Australia’s gym scene is ripped, rowdy—and, according to insiders, increasingly riddled with crime. A recent news.com.au report pulled the cover off a troubling trend: some fitness centres are being used as fronts for money laundering, steroid distribution, and gang activity, particularly by outlaw motorcycle groups. Police have linked gym fires, dodgy ownership structures, and offshore money trails to bikie-connected businesses. The big question now: what can be done about it? The call for gym licensing has gone out.
The proposed solution? Treat gyms with the same government oversight like the aged care and childcare sectors.

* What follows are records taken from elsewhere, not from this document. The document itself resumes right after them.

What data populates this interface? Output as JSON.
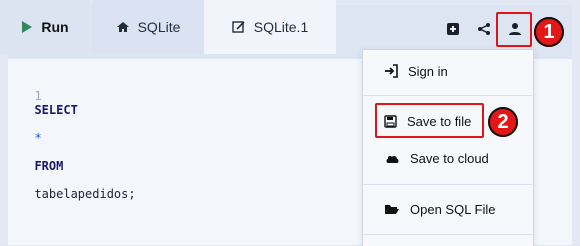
{
  "tabs": {
    "run_label": "Run",
    "sqlite_label": "SQLite",
    "sqlite1_label": "SQLite.1"
  },
  "editor": {
    "line_number": "1",
    "kw_select": "SELECT",
    "star": "*",
    "kw_from": "FROM",
    "table": "tabelapedidos;"
  },
  "toolbar": {
    "icons": [
      "plus-square-icon",
      "share-icon",
      "user-icon"
    ]
  },
  "menu": {
    "items": [
      {
        "label": "Sign in",
        "icon": "sign-in-icon"
      },
      {
        "label": "Save to file",
        "icon": "floppy-disk-icon"
      },
      {
        "label": "Save to cloud",
        "icon": "cloud-icon"
      },
      {
        "label": "Open SQL File",
        "icon": "folder-open-icon"
      }
    ]
  },
  "callouts": {
    "badge1": "1",
    "badge2": "2",
    "color": "#e51616"
  }
}
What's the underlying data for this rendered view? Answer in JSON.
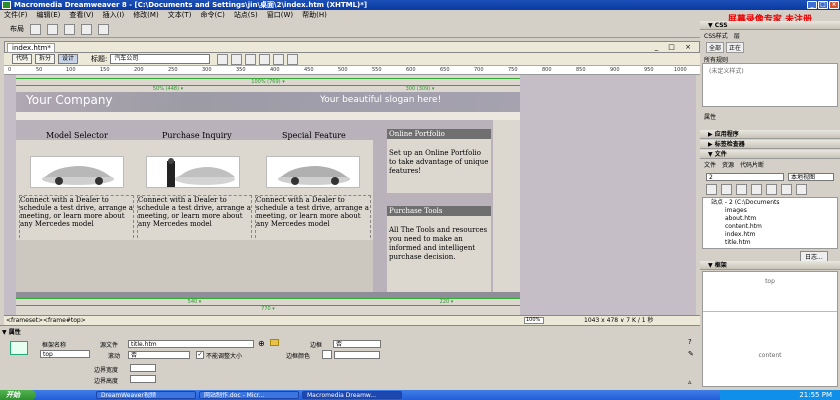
{
  "window": {
    "title": "Macromedia Dreamweaver 8 - [C:\\Documents and Settings\\jin\\桌面\\2\\index.htm (XHTML)*]"
  },
  "menu": [
    "文件(F)",
    "编辑(E)",
    "查看(V)",
    "插入(I)",
    "修改(M)",
    "文本(T)",
    "命令(C)",
    "站点(S)",
    "窗口(W)",
    "帮助(H)"
  ],
  "watermark": "屏幕录像专家 未注册",
  "insertbar": {
    "category": "布局"
  },
  "document": {
    "tab": "index.htm*",
    "views": {
      "code": "代码",
      "split": "拆分",
      "design": "设计"
    },
    "title_label": "标题:",
    "title_value": "汽车公司"
  },
  "ruler": [
    "0",
    "50",
    "100",
    "150",
    "200",
    "250",
    "300",
    "350",
    "400",
    "450",
    "500",
    "550",
    "600",
    "650",
    "700",
    "750",
    "800",
    "850",
    "900",
    "950",
    "1000"
  ],
  "page": {
    "width_top": "100% (769) ▾",
    "col1_width": "50% (448) ▾",
    "col2_width": "300 (309) ▾",
    "company": "Your Company",
    "slogan": "Your beautiful slogan here!",
    "features": [
      {
        "title": "Model Selector",
        "text": "Connect with a Dealer to schedule a test drive, arrange a meeting, or learn more about any Mercedes model"
      },
      {
        "title": "Purchase Inquiry",
        "text": "Connect with a Dealer to schedule a test drive, arrange a meeting, or learn more about any Mercedes model"
      },
      {
        "title": "Special Feature",
        "text": "Connect with a Dealer to schedule a test drive, arrange a meeting, or learn more about any Mercedes model"
      }
    ],
    "side": [
      {
        "title": "Online Portfolio",
        "text": "Set up an Online Portfolio to take advantage of unique features!"
      },
      {
        "title": "Purchase Tools",
        "text": "All The Tools and resources you need to make an informed and intelligent purchase decision."
      }
    ],
    "width_bottom_left": "540 ▾",
    "width_bottom_right": "220 ▾",
    "width_bottom": "770 ▾"
  },
  "status": {
    "tags": "<frameset><frame#top>",
    "zoom": "100%",
    "size": "1043 x 478 ∨ 7 K / 1 秒"
  },
  "properties": {
    "header": "▼ 属性",
    "frame_name_label": "框架名称",
    "frame_name_value": "top",
    "source_label": "源文件",
    "source_value": "title.htm",
    "border_label": "边框",
    "border_value": "否",
    "scroll_label": "滚动",
    "scroll_value": "否",
    "noresize_label": "不能调整大小",
    "border_color_label": "边框颜色",
    "margin_w_label": "边界宽度",
    "margin_h_label": "边界高度"
  },
  "panels": {
    "css": {
      "header": "▼ CSS",
      "tabs": [
        "CSS样式",
        "层"
      ],
      "buttons": [
        "全部",
        "正在"
      ],
      "rules_label": "所有规则",
      "rules_value": "(未定义样式)"
    },
    "attr_label": "属性",
    "app": "▶ 应用程序",
    "tag": "▶ 标签检查器",
    "files": {
      "header": "▼ 文件",
      "tabs": [
        "文件",
        "资源",
        "代码片断"
      ],
      "site": "2",
      "view": "本地视图",
      "items": [
        "站点 - 2 (C:\\Documents",
        "images",
        "about.htm",
        "content.htm",
        "index.htm",
        "title.htm"
      ],
      "log_button": "日志..."
    },
    "frames": {
      "header": "▼ 框架",
      "top": "top",
      "content": "content"
    }
  },
  "taskbar": {
    "start": "开始",
    "items": [
      "DreamWeaver视频",
      "网站制作.doc - Micr...",
      "Macromedia Dreamw..."
    ],
    "clock": "21:55 PM"
  },
  "colors": {
    "accent": "#245dd7",
    "header_bar": "#9c9ba6",
    "feature_bar": "#b8b0b8"
  }
}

Leaders in the sector, including AUSactive CEO Barrie Elvish, are calling for a national licensing framework—one that would mirror the oversight models used in more vulnerable sectors like elder care and early learning. The aim: enforce stricter background checks, elevate standards, and root out rogue operators.
But here’s the big question: will it actually work—or just add bureaucracy to an industry already bending under regulation and franchised complexity? Will small operators pay for the sins of a few? Is the call for gym licensing necessary?
Will Gym Licensing Solve the Problem?
Let’s not pretend the threats aren’t real. Police reports and royal commission hearings have flagged gyms as low-hanging fruit for criminal groups. With 24/7 access, patchy staffing, and a culture that celebrates big bodies and cash deals, it’s easy to see how shady activity could fly under the radar.
But licensing systems work only if people abide by them—and the people this crackdown targets likely won’t. As one former fitness operator told news.com.au, criminals don’t need to hold a license themselves. They just need a clean front person to do it for them.
Meanwhile, legitimate gym owners could find themselves hit with new costs, inspections, compliance red tape and delays—punished for doing the right thing while the crooks carry on unchecked behind closed doors.
From Biceps to Bureaucracy
AUSactive says licensing is about “safeguarding public health.” That’s a noble goal. But the analogy to aged care and childcare raises some uncomfortable comparisons. In those sectors, regulation hasn’t always led to better outcomes—it’s created an industry where paperwork often overshadows people.
Is that really what we want in fitness?
Maybe what’s needed isn’t more paper-pushing, but better enforcement of the rules we already have. That means giving law enforcement the tools—and the political backing—to go after the true offenders. It also means supporting whistleblowers, trainers and staff who know when something’s not right but fear the fallout of speaking up.
It’s Up to Us
What kind of fitness industry do we want? One that’s professional, transparent and trustworthy—or one that hides its rot under protein tubs and treadmills?
Regulating gyms like aged care sounds good in theory. But like many things in fitness, form matters more than intention. We want to know what you think.
Would national licensing clean up Aussie gyms—or just flex for the cameras?